Israel's solar power aspirations are a guiding light to the future
In 2009, Israel's Knesset set an ambitious goal – to make 10% of all of Israel's energy renewable by 2020. At the time, this struck many as an unrealistically tall order. After all, renewable energy only accounted for a paltry few decimal points of a percent of Israel's annual energy needs.
Today though, the image is much different. Thanks to widespread incentive programs, increased adoption of solar panels by private homeowners, and other clean energy developments, Israel is already up to 2.6% renewable energy. But, it is the culmination of years of effort that will really take Israel into a renewable future – as represented by the world's tallest solar tower.
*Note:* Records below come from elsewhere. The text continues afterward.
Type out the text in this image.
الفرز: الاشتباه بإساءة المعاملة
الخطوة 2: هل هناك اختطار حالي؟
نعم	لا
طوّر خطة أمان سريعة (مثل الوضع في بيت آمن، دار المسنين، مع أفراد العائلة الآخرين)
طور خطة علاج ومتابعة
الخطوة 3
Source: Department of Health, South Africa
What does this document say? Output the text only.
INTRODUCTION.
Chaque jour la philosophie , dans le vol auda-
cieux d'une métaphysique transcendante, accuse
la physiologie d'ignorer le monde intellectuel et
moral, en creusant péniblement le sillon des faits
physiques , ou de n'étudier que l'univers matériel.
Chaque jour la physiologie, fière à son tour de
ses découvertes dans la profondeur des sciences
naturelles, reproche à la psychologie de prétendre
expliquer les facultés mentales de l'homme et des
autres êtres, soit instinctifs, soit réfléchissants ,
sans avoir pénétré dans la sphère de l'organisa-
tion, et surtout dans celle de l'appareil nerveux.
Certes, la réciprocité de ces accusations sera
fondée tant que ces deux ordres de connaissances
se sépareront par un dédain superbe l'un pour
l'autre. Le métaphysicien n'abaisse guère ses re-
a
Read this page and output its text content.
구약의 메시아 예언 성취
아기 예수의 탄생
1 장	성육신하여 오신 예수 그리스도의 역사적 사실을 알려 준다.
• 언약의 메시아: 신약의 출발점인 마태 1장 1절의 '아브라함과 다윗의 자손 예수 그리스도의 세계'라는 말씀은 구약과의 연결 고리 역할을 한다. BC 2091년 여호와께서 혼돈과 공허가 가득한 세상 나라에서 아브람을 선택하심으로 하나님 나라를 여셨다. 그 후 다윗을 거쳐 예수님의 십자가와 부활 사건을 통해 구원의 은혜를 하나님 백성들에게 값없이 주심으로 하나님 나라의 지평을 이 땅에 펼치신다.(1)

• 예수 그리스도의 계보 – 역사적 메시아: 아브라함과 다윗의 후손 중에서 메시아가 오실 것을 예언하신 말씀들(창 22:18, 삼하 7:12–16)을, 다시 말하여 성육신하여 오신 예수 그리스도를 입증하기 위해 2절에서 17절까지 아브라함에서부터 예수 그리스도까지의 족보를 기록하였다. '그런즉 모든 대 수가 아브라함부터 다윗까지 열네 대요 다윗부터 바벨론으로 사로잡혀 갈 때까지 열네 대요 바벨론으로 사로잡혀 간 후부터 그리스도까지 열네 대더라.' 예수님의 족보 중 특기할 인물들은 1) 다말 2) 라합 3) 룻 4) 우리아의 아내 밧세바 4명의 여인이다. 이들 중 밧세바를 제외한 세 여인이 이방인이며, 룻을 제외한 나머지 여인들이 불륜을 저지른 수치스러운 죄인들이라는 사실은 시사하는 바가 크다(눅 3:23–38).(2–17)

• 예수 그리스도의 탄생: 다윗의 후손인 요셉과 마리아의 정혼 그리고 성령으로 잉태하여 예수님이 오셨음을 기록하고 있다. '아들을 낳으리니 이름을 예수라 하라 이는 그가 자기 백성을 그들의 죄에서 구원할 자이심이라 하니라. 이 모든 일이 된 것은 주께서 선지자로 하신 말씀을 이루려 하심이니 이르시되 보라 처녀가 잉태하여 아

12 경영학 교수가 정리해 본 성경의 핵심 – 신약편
Dubbed the Ashalim Project, the plant is actually comprised of three separate sites. These massive fields work like technological green-houses, gobbling up sunlight and repossessing it for energy. While each part of the project is impressive, the site of the tower is particularly striking. Resembling the impact crater of a technological meteor that has landed in the Negev desert, the tower stands in the center of dozens of concentric rings each made up of thousands of high-tech solar mirrors, radiating outward. It is an incredible sight, representing a national commitment to solar energy at a scale that has never been seen before.
Each site works in concert with each other utilizing both solar thermal energy (concentrating and converting the heat generated by the sun into harnessable energy) and photovoltaic (converting light into electricity using semiconducting materials) generation techniques.
The tower uses an uncommon method of turning light into usable energy. All of those thousands of concentric solar mirrors reflect and focus the heat of the sun on the very top of tower, which in turn heats a massive boiler used to spin a turbine. It is an absolutely incredible feat of ingenuity.
The other sites are focused on conventional photovoltaic conversion and solar thermal energy. More than 500 THOUSAND mirrors collect and concentrate the heat of sun and direct to a delicately arranged series of glass-insulated pipes. These pipes absorb that heat and transfer it to oil that is constantly circulated through those pipes which in turn heats water into steam to power turbines. The oil is reused and 90% of the water is captured and re-used making it not only clean energy, but one of the most efficient production sites of clean energy in the world.
Put together, the three sites will provide approximately 300 megawatts of electricity daily, effectively doubling Israel's renewable energy output.
Why renewable energy?
For many nations, the push towards renewable energy is a relatively recent phenomenon, mostly spurred on by economic and environmental concerns. For Israel though, renewable energy has been a long time fixation, dating back to the foundation of the country. David Ben-Gurion famously promised "to make the desert bloom” and a key part of that vision was securing a source of renewable energy. In 1949, Ben-Gurion established positions and offices for top researchers to examine revolutionary, and at the time unthinkable, renewable energy options. While other nations enjoying the post-war boom were happily burning up coal and gulping down fuel to heat their homes and run their cars during the '50s, Israeli minds were already prototyping and designing solar and wind alternatives, spearheading much of the work that has allowed solar energy to develop to the mature point it has now.
Part of this was practical. When Israel was an early nation, it was believed that there were few natural fuel sources within its borders. With often contentious political relationships with its oil supplying neighbors, it was indeed a savvy idea to consider alternatives. But it also is a continuation of the same attitude of self-sufficiency and innovation that drove many of the early kibbutz, the idea that a community should be able to come together and find solutions to their common problems.
The same drive can be seen today in both Israel's quest for renewable energy, and its modern innovation in water management. Despite all odds, Israel is indeed making the desert bloom.